Let us remember that the dynamical system is:

$$ \frac{d}{dt} \begin{pmatrix} x \\ y \end{pmatrix} = f \Big( \begin{pmatrix} x \\ y \end{pmatrix}, t \Big) $$

Or more precisely:

$$ \begin{cases} \frac{d}{dt} x = \mu x \\ \frac{d}{dt} y = \lambda (y - x^2) \end{cases} $$

A first order Taylor expansion around the steady-state gives us:

$$ \boldsymbol{x} - \boldsymbol{x_{ss}} \approx A (\boldsymbol{x} - \boldsymbol{x_{ss}}) $$

Where $A$ is the Jacobian matrix (matrix of first derivatives) evaluated at the steady-state value, which is (0,0) in our simple example. The first derivatives are:

$$ \frac{d}{dx}(\frac{d}{dt}x) = \mu \\ \frac{d}{dy}(\frac{d}{dt}x) = 0 \\ \frac{d}{dx}(\frac{d}{dt}y) = \lambda \\ \frac{d}{dy}(\frac{d}{dt}y)= -2 \lambda x $$

Evaluated at the steady-state, the matrix A is equal to:

$$ A = \begin{pmatrix} \mu & 0 \\ -2 \lambda \times 0 & \lambda \end{pmatrix} = \begin{pmatrix} \mu & 0 \\ 0 & \lambda \end{pmatrix} $$

and because the steady-state is $(0,0)$, we have $\tilde{x} = x$. The take-away is that in the neighborhood of the steady-state $(0,0)$, we can solve the LQR ignoring the $-\lambda x^2$ term.

Conclusion

This notebook introduced what the LQR framework and showed how to solve for the optimal control in Python.

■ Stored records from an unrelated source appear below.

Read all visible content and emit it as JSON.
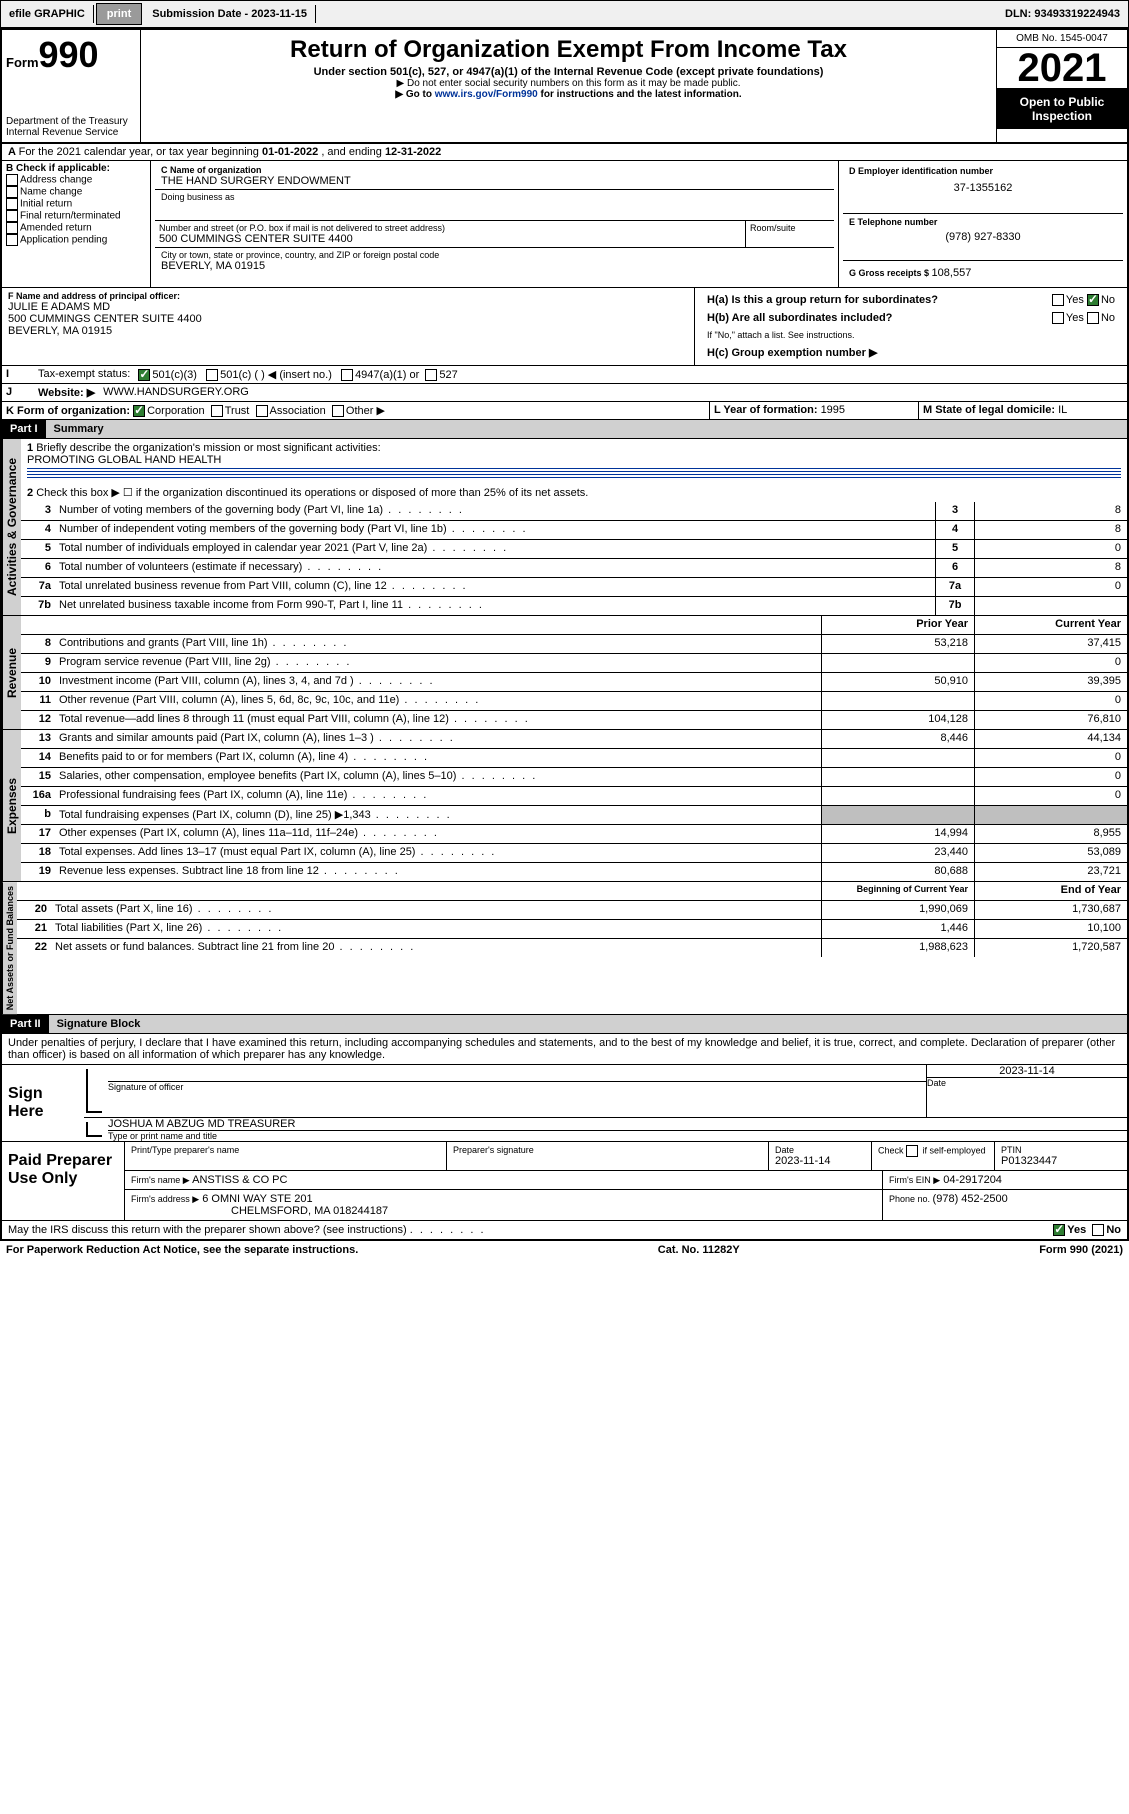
{
  "topbar": {
    "efile": "efile GRAPHIC",
    "print": "print",
    "subdate_label": "Submission Date - ",
    "subdate": "2023-11-15",
    "dln_label": "DLN: ",
    "dln": "93493319224943"
  },
  "header": {
    "form_prefix": "Form",
    "form_num": "990",
    "dept": "Department of the Treasury",
    "irs": "Internal Revenue Service",
    "title": "Return of Organization Exempt From Income Tax",
    "sub1": "Under section 501(c), 527, or 4947(a)(1) of the Internal Revenue Code (except private foundations)",
    "sub2": "▶ Do not enter social security numbers on this form as it may be made public.",
    "sub3a": "▶ Go to ",
    "sub3_link": "www.irs.gov/Form990",
    "sub3b": " for instructions and the latest information.",
    "omb": "OMB No. 1545-0047",
    "year": "2021",
    "open": "Open to Public Inspection"
  },
  "line_a": {
    "text_a": "For the 2021 calendar year, or tax year beginning ",
    "begin": "01-01-2022",
    "text_b": " , and ending ",
    "end": "12-31-2022"
  },
  "section_b": {
    "label": "B Check if applicable:",
    "opts": [
      "Address change",
      "Name change",
      "Initial return",
      "Final return/terminated",
      "Amended return",
      "Application pending"
    ]
  },
  "section_c": {
    "name_label": "C Name of organization",
    "name": "THE HAND SURGERY ENDOWMENT",
    "dba_label": "Doing business as",
    "addr_label": "Number and street (or P.O. box if mail is not delivered to street address)",
    "room_label": "Room/suite",
    "addr": "500 CUMMINGS CENTER SUITE 4400",
    "city_label": "City or town, state or province, country, and ZIP or foreign postal code",
    "city": "BEVERLY, MA  01915"
  },
  "section_d": {
    "label": "D Employer identification number",
    "ein": "37-1355162"
  },
  "section_e": {
    "label": "E Telephone number",
    "phone": "(978) 927-8330"
  },
  "section_g": {
    "label": "G Gross receipts $ ",
    "val": "108,557"
  },
  "section_f": {
    "label": "F Name and address of principal officer:",
    "name": "JULIE E ADAMS MD",
    "addr1": "500 CUMMINGS CENTER SUITE 4400",
    "addr2": "BEVERLY, MA  01915"
  },
  "section_h": {
    "ha": "H(a)  Is this a group return for subordinates?",
    "hb": "H(b)  Are all subordinates included?",
    "hb_note": "If \"No,\" attach a list. See instructions.",
    "hc": "H(c)  Group exemption number ▶",
    "yes": "Yes",
    "no": "No"
  },
  "line_i": {
    "label": "Tax-exempt status:",
    "o1": "501(c)(3)",
    "o2": "501(c) (  ) ◀ (insert no.)",
    "o3": "4947(a)(1) or",
    "o4": "527"
  },
  "line_j": {
    "label": "Website: ▶",
    "val": "WWW.HANDSURGERY.ORG"
  },
  "line_k": {
    "label": "K Form of organization:",
    "o1": "Corporation",
    "o2": "Trust",
    "o3": "Association",
    "o4": "Other ▶"
  },
  "line_l": {
    "label": "L Year of formation: ",
    "val": "1995"
  },
  "line_m": {
    "label": "M State of legal domicile: ",
    "val": "IL"
  },
  "part1": {
    "hdr": "Part I",
    "title": "Summary",
    "q1": "Briefly describe the organization's mission or most significant activities:",
    "mission": "PROMOTING GLOBAL HAND HEALTH",
    "q2": "Check this box ▶ ☐  if the organization discontinued its operations or disposed of more than 25% of its net assets.",
    "lines": {
      "3": {
        "t": "Number of voting members of the governing body (Part VI, line 1a)",
        "b": "3",
        "v": "8"
      },
      "4": {
        "t": "Number of independent voting members of the governing body (Part VI, line 1b)",
        "b": "4",
        "v": "8"
      },
      "5": {
        "t": "Total number of individuals employed in calendar year 2021 (Part V, line 2a)",
        "b": "5",
        "v": "0"
      },
      "6": {
        "t": "Total number of volunteers (estimate if necessary)",
        "b": "6",
        "v": "8"
      },
      "7a": {
        "t": "Total unrelated business revenue from Part VIII, column (C), line 12",
        "b": "7a",
        "v": "0"
      },
      "7b": {
        "t": "Net unrelated business taxable income from Form 990-T, Part I, line 11",
        "b": "7b",
        "v": ""
      }
    },
    "col_prior": "Prior Year",
    "col_curr": "Current Year",
    "rev": [
      {
        "n": "8",
        "t": "Contributions and grants (Part VIII, line 1h)",
        "p": "53,218",
        "c": "37,415"
      },
      {
        "n": "9",
        "t": "Program service revenue (Part VIII, line 2g)",
        "p": "",
        "c": "0"
      },
      {
        "n": "10",
        "t": "Investment income (Part VIII, column (A), lines 3, 4, and 7d )",
        "p": "50,910",
        "c": "39,395"
      },
      {
        "n": "11",
        "t": "Other revenue (Part VIII, column (A), lines 5, 6d, 8c, 9c, 10c, and 11e)",
        "p": "",
        "c": "0"
      },
      {
        "n": "12",
        "t": "Total revenue—add lines 8 through 11 (must equal Part VIII, column (A), line 12)",
        "p": "104,128",
        "c": "76,810"
      }
    ],
    "exp": [
      {
        "n": "13",
        "t": "Grants and similar amounts paid (Part IX, column (A), lines 1–3 )",
        "p": "8,446",
        "c": "44,134"
      },
      {
        "n": "14",
        "t": "Benefits paid to or for members (Part IX, column (A), line 4)",
        "p": "",
        "c": "0"
      },
      {
        "n": "15",
        "t": "Salaries, other compensation, employee benefits (Part IX, column (A), lines 5–10)",
        "p": "",
        "c": "0"
      },
      {
        "n": "16a",
        "t": "Professional fundraising fees (Part IX, column (A), line 11e)",
        "p": "",
        "c": "0"
      },
      {
        "n": "b",
        "t": "Total fundraising expenses (Part IX, column (D), line 25) ▶1,343",
        "p": "GREY",
        "c": "GREY"
      },
      {
        "n": "17",
        "t": "Other expenses (Part IX, column (A), lines 11a–11d, 11f–24e)",
        "p": "14,994",
        "c": "8,955"
      },
      {
        "n": "18",
        "t": "Total expenses. Add lines 13–17 (must equal Part IX, column (A), line 25)",
        "p": "23,440",
        "c": "53,089"
      },
      {
        "n": "19",
        "t": "Revenue less expenses. Subtract line 18 from line 12",
        "p": "80,688",
        "c": "23,721"
      }
    ],
    "col_begin": "Beginning of Current Year",
    "col_end": "End of Year",
    "net": [
      {
        "n": "20",
        "t": "Total assets (Part X, line 16)",
        "p": "1,990,069",
        "c": "1,730,687"
      },
      {
        "n": "21",
        "t": "Total liabilities (Part X, line 26)",
        "p": "1,446",
        "c": "10,100"
      },
      {
        "n": "22",
        "t": "Net assets or fund balances. Subtract line 21 from line 20",
        "p": "1,988,623",
        "c": "1,720,587"
      }
    ]
  },
  "vlabels": {
    "gov": "Activities & Governance",
    "rev": "Revenue",
    "exp": "Expenses",
    "net": "Net Assets or Fund Balances"
  },
  "part2": {
    "hdr": "Part II",
    "title": "Signature Block",
    "decl": "Under penalties of perjury, I declare that I have examined this return, including accompanying schedules and statements, and to the best of my knowledge and belief, it is true, correct, and complete. Declaration of preparer (other than officer) is based on all information of which preparer has any knowledge."
  },
  "sign": {
    "here": "Sign Here",
    "sig_label": "Signature of officer",
    "date_label": "Date",
    "date": "2023-11-14",
    "name": "JOSHUA M ABZUG MD TREASURER",
    "name_label": "Type or print name and title"
  },
  "paid": {
    "label": "Paid Preparer Use Only",
    "h1": "Print/Type preparer's name",
    "h2": "Preparer's signature",
    "h3": "Date",
    "h3v": "2023-11-14",
    "h4a": "Check",
    "h4b": "if self-employed",
    "h5": "PTIN",
    "h5v": "P01323447",
    "firm_label": "Firm's name    ▶",
    "firm": "ANSTISS & CO PC",
    "ein_label": "Firm's EIN ▶",
    "ein": "04-2917204",
    "addr_label": "Firm's address ▶",
    "addr1": "6 OMNI WAY STE 201",
    "addr2": "CHELMSFORD, MA  018244187",
    "phone_label": "Phone no. ",
    "phone": "(978) 452-2500"
  },
  "bottom": {
    "q": "May the IRS discuss this return with the preparer shown above? (see instructions)",
    "yes": "Yes",
    "no": "No"
  },
  "footer": {
    "left": "For Paperwork Reduction Act Notice, see the separate instructions.",
    "mid": "Cat. No. 11282Y",
    "right_a": "Form ",
    "right_b": "990",
    "right_c": " (2021)"
  }
}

We saw that despite the fact that the example we studied is not linear, we can linearize the dynamical system around its stead-state. In the Part II of this series on the LQR framework, we will see that we can do even better by solving the dynamical system in a new space, in which the system is exactly linear.

References

• The linear system studied in this notebook is based on the paper: Brunton, Steven L., et al. “Koopman invariant subspaces and finite linear representations of nonlinear dynamical systems for control.” PloS one 11.2 (2016).